Há uns que interpretam (ressoam, catalisam, ou lá o que se quiser) o seu tempo melhor que outros, ou que dominam melhor os seus instrumentos que outros.
O critério de protecção a atribuir a uma obra, por muito que repugne aos artistas, deveria ser pura e simplesmente o seu valor económico, o que até ser encontrado melhor aferidor, terá de ser sempre medido em dinheiro.
Se um fotografo deixa o seu tripé numa estrada, em modo de fotografia automática e num desses disparos casuais a câmara capta o momento em que um meteorito colidiu com a terra, ou o momento em que se dispara a arma sobre o viet cong, teremos de excluir a protecção dessas imagens do âmbito dos direitos de autor, por mais valor económico que possam ter?

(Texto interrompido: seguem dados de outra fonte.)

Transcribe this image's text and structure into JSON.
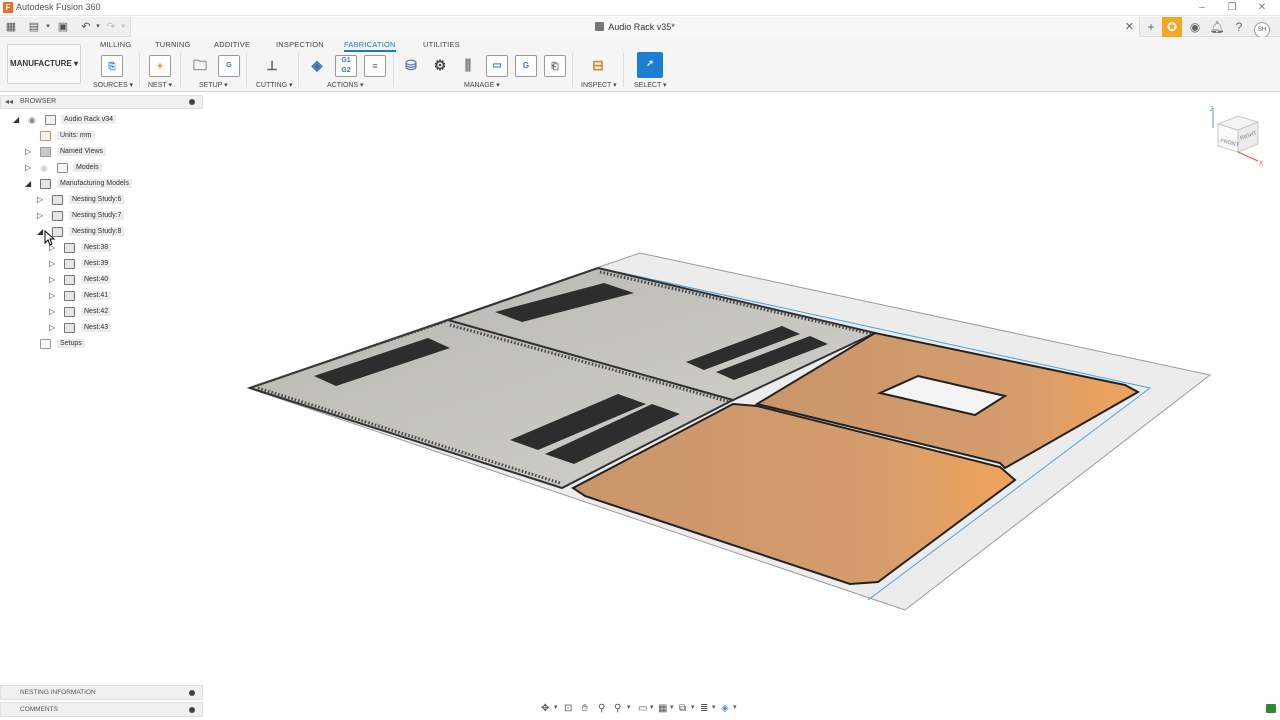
{
  "app": {
    "title": "Autodesk Fusion 360",
    "logo_letter": "F",
    "document_name": "Audio Rack v35*",
    "user_initials": "SH"
  },
  "workspace": {
    "label": "MANUFACTURE ▾"
  },
  "ribbon": {
    "tabs": [
      "MILLING",
      "TURNING",
      "ADDITIVE",
      "INSPECTION",
      "FABRICATION",
      "UTILITIES"
    ],
    "active_tab": "FABRICATION",
    "groups": {
      "sources": "SOURCES ▾",
      "nest": "NEST ▾",
      "setup": "SETUP ▾",
      "cutting": "CUTTING ▾",
      "actions": "ACTIONS ▾",
      "manage": "MANAGE ▾",
      "inspect": "INSPECT ▾",
      "select": "SELECT ▾"
    },
    "actions_gcode_label": "G1\nG2"
  },
  "browser": {
    "header": "BROWSER",
    "items": [
      {
        "label": "Audio Rack v34"
      },
      {
        "label": "Units: mm"
      },
      {
        "label": "Named Views"
      },
      {
        "label": "Models"
      },
      {
        "label": "Manufacturing Models"
      },
      {
        "label": "Nesting Study:6"
      },
      {
        "label": "Nesting Study:7"
      },
      {
        "label": "Nesting Study:8"
      },
      {
        "label": "Nest:38"
      },
      {
        "label": "Nest:39"
      },
      {
        "label": "Nest:40"
      },
      {
        "label": "Nest:41"
      },
      {
        "label": "Nest:42"
      },
      {
        "label": "Nest:43"
      },
      {
        "label": "Setups"
      }
    ]
  },
  "bottom_panels": {
    "nesting_info": "NESTING INFORMATION",
    "comments": "COMMENTS"
  },
  "viewcube": {
    "front": "FRONT",
    "right": "RIGHT",
    "z": "Z",
    "x": "X"
  },
  "colors": {
    "accent": "#1a7ac6",
    "sheet_material": "#d9a273",
    "stock": "#e8e8e8",
    "toolpath_gray": "#c9c8c3"
  }
}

Bem sei que o exemplo é muito fraquinho, mas a questão que mais estranho no imobilismo dos direitos de autor é que fica ao critério do Senhor Juiz ou dos Senhores Juízes, determinar se a obra em questão é ou não uma criação artística e original. Ora, tudo seria mais fácil se o critério fosse o básico: foi produzida pelo homem, tem valor para os outros homens, há quem esteja disposto a dar dinheiro por ela, então, seja ou não artística, seja ou não original, merece o seu dono (dono porque a fez lá como tiver feito) poder afirmar o seu direito de propriedade, nomeadamente o direito de ser ele a obter os proveitos da exploração económica do que tenha feito.

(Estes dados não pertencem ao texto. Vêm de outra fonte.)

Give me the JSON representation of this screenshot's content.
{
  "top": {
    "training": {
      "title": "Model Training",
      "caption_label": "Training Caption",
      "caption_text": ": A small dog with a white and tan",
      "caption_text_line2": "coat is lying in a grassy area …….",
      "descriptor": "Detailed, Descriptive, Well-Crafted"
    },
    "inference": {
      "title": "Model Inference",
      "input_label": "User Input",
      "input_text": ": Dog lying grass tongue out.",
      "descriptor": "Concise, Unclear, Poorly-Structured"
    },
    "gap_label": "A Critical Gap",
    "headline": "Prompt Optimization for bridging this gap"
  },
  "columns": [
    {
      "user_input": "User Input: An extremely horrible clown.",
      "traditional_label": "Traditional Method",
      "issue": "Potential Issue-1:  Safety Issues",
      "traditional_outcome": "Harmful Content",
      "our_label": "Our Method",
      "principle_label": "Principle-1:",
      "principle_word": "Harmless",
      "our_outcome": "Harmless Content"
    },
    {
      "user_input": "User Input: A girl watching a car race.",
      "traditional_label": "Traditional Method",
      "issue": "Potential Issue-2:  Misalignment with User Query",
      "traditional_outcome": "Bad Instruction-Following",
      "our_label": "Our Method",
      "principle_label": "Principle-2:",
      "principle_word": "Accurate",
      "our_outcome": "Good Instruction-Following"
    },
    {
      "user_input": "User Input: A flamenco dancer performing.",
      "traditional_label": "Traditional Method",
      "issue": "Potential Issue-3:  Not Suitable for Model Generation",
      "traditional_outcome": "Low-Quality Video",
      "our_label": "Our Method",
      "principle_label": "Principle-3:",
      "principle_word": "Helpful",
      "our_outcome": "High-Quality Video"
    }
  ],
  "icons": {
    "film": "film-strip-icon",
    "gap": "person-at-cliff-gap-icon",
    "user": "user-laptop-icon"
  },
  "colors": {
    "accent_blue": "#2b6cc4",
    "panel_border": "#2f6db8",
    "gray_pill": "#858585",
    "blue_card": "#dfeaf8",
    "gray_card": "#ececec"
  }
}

Porém os artistas continuam mais presos aos aspectos "morais" e pseudo transcendentes da criação do que interessados em reservar para si o que é seu: o dinheiro que as obras possam valer. Só assim se entende que neste país sejam poucos os artistas - mesmo entre os consagrados, mesmo entre os cotados e objecto de sucessivas vendas - que saibam que têm direito a receber 6% sobre o preço de cada alienação que façam da obra a partir da primeira venda (artigo 54º do Código dos Direitos de Autor e Direitos Conexos) . Sendo todos os intervenientes nas sucessivas alienações dessas mesmas obras completamente desconhecedores desse direito - com óbvia relevância se considerarmos os preços a que se negoceiam hoje os quadros da Vieira da Silva do Mestre Cargaleiro, da Paula Rego, do José de Guimarães, do Pedro Cabrita Reis e do Julião Sarmento. Como explicar que o direito de sequência (assim se chama por cá) não seja "seguido" atentamente pelos seus titulares.
Se um quadro meu fosse revendido por EUR 100.000,00 (cem mil Euros), porque raio de razão iria eu abdicar dos EUR 6.000,00 (seis mil Euros) que a lei me reserva?

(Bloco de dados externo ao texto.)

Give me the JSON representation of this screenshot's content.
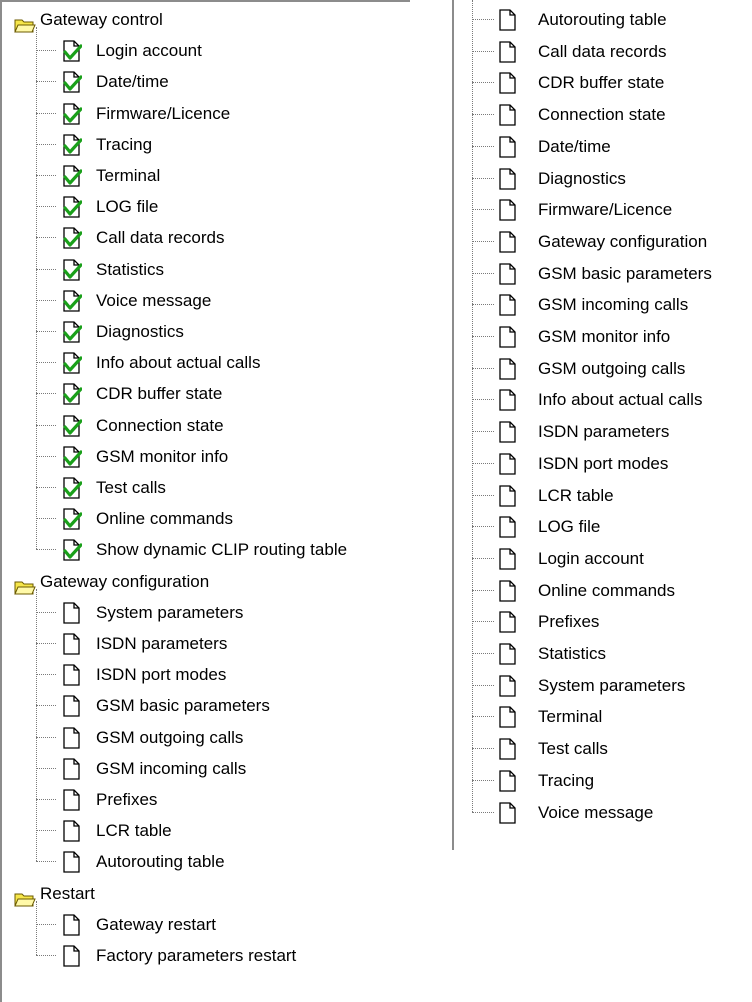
{
  "left_tree": [
    {
      "label": "Gateway control",
      "icon": "folder-open-icon",
      "child_icon": "checked-page-icon",
      "children": [
        "Login account",
        "Date/time",
        "Firmware/Licence",
        "Tracing",
        "Terminal",
        "LOG file",
        "Call data records",
        "Statistics",
        "Voice message",
        "Diagnostics",
        "Info about actual calls",
        "CDR buffer state",
        "Connection state",
        "GSM monitor info",
        "Test calls",
        "Online commands",
        "Show dynamic CLIP routing table"
      ]
    },
    {
      "label": "Gateway configuration",
      "icon": "folder-open-icon",
      "child_icon": "page-icon",
      "children": [
        "System parameters",
        "ISDN parameters",
        "ISDN port modes",
        "GSM basic parameters",
        "GSM outgoing calls",
        "GSM incoming calls",
        "Prefixes",
        "LCR table",
        "Autorouting table"
      ]
    },
    {
      "label": "Restart",
      "icon": "folder-open-icon",
      "child_icon": "page-icon",
      "children": [
        "Gateway restart",
        "Factory parameters restart"
      ]
    }
  ],
  "right_list": [
    "Autorouting table",
    "Call data records",
    "CDR buffer state",
    "Connection state",
    "Date/time",
    "Diagnostics",
    "Firmware/Licence",
    "Gateway configuration",
    "GSM basic parameters",
    "GSM incoming calls",
    "GSM monitor info",
    "GSM outgoing calls",
    "Info about actual calls",
    "ISDN parameters",
    "ISDN port modes",
    "LCR table",
    "LOG file",
    "Login account",
    "Online commands",
    "Prefixes",
    "Statistics",
    "System parameters",
    "Terminal",
    "Test calls",
    "Tracing",
    "Voice message"
  ],
  "colors": {
    "folder": "#f6e64a",
    "check": "#1aa01a",
    "tree_line": "#7a7a7a"
  }
}
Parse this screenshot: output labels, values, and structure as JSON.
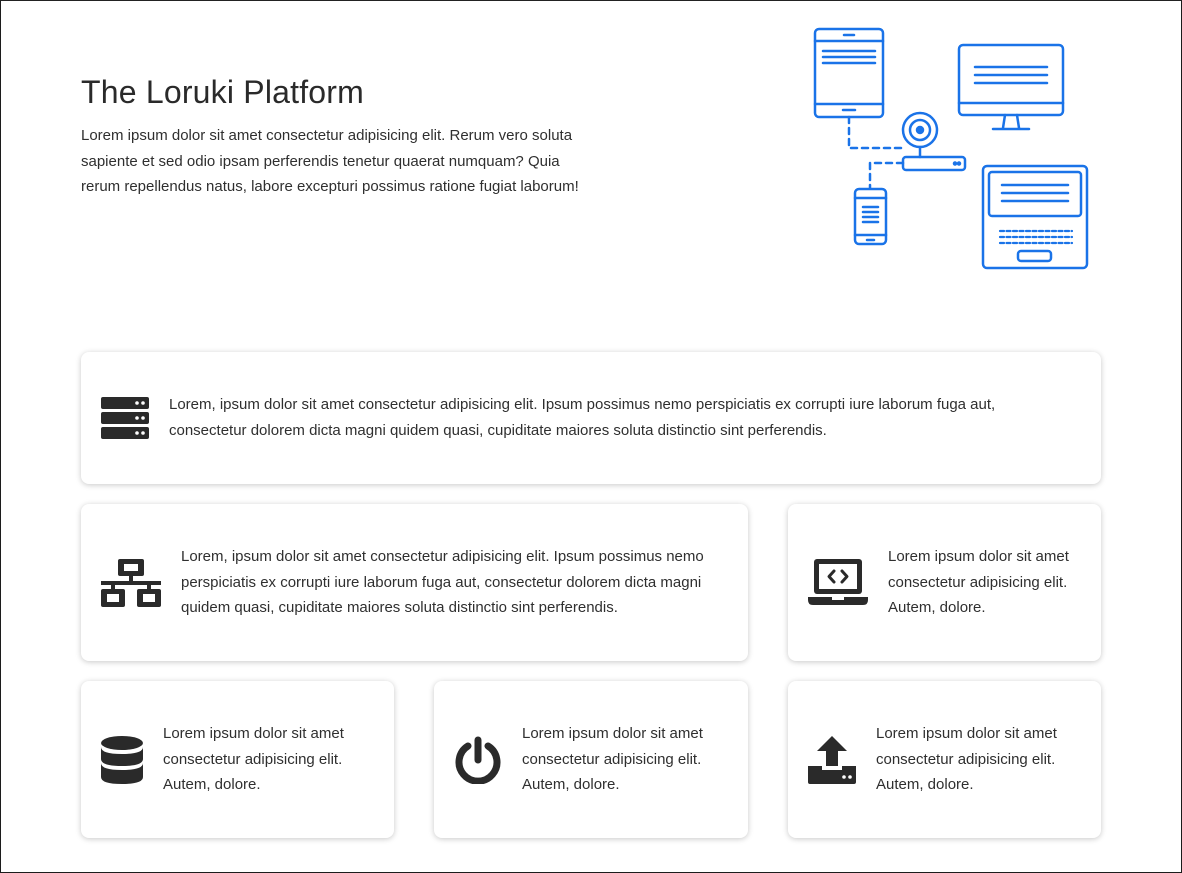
{
  "hero": {
    "title": "The Loruki Platform",
    "text": "Lorem ipsum dolor sit amet consectetur adipisicing elit. Rerum vero soluta sapiente et sed odio ipsam perferendis tenetur quaerat numquam? Quia rerum repellendus natus, labore excepturi possimus ratione fugiat laborum!",
    "illustration": "network-devices-illustration"
  },
  "colors": {
    "accent": "#1a73e8",
    "icon_dark": "#2a2a2a",
    "card_bg": "#ffffff"
  },
  "features": [
    {
      "icon": "server-icon",
      "text": "Lorem, ipsum dolor sit amet consectetur adipisicing elit. Ipsum possimus nemo perspiciatis ex corrupti iure laborum fuga aut, consectetur dolorem dicta magni quidem quasi, cupiditate maiores soluta distinctio sint perferendis."
    },
    {
      "icon": "network-icon",
      "text": "Lorem, ipsum dolor sit amet consectetur adipisicing elit. Ipsum possimus nemo perspiciatis ex corrupti iure laborum fuga aut, consectetur dolorem dicta magni quidem quasi, cupiditate maiores soluta distinctio sint perferendis."
    },
    {
      "icon": "laptop-code-icon",
      "text": "Lorem ipsum dolor sit amet consectetur adipisicing elit. Autem, dolore."
    },
    {
      "icon": "database-icon",
      "text": "Lorem ipsum dolor sit amet consectetur adipisicing elit. Autem, dolore."
    },
    {
      "icon": "power-off-icon",
      "text": "Lorem ipsum dolor sit amet consectetur adipisicing elit. Autem, dolore."
    },
    {
      "icon": "upload-icon",
      "text": "Lorem ipsum dolor sit amet consectetur adipisicing elit. Autem, dolore."
    }
  ]
}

Por ignorância? Por preguiça? Não, para mim a única justificação é que os artistas continuam com uma relação complexada em relação ao valor económico, aos carcanhois, em que se deve traduzir o que fazem, quando o que fazem tem para os outros valor. Se olharmos para o mercado da arte em Portugal e considerarmos os 6% que ficam nas mãos de todos os vendedores porque ninguém se lembra de os cobrar temos uma das medidas desse complexo.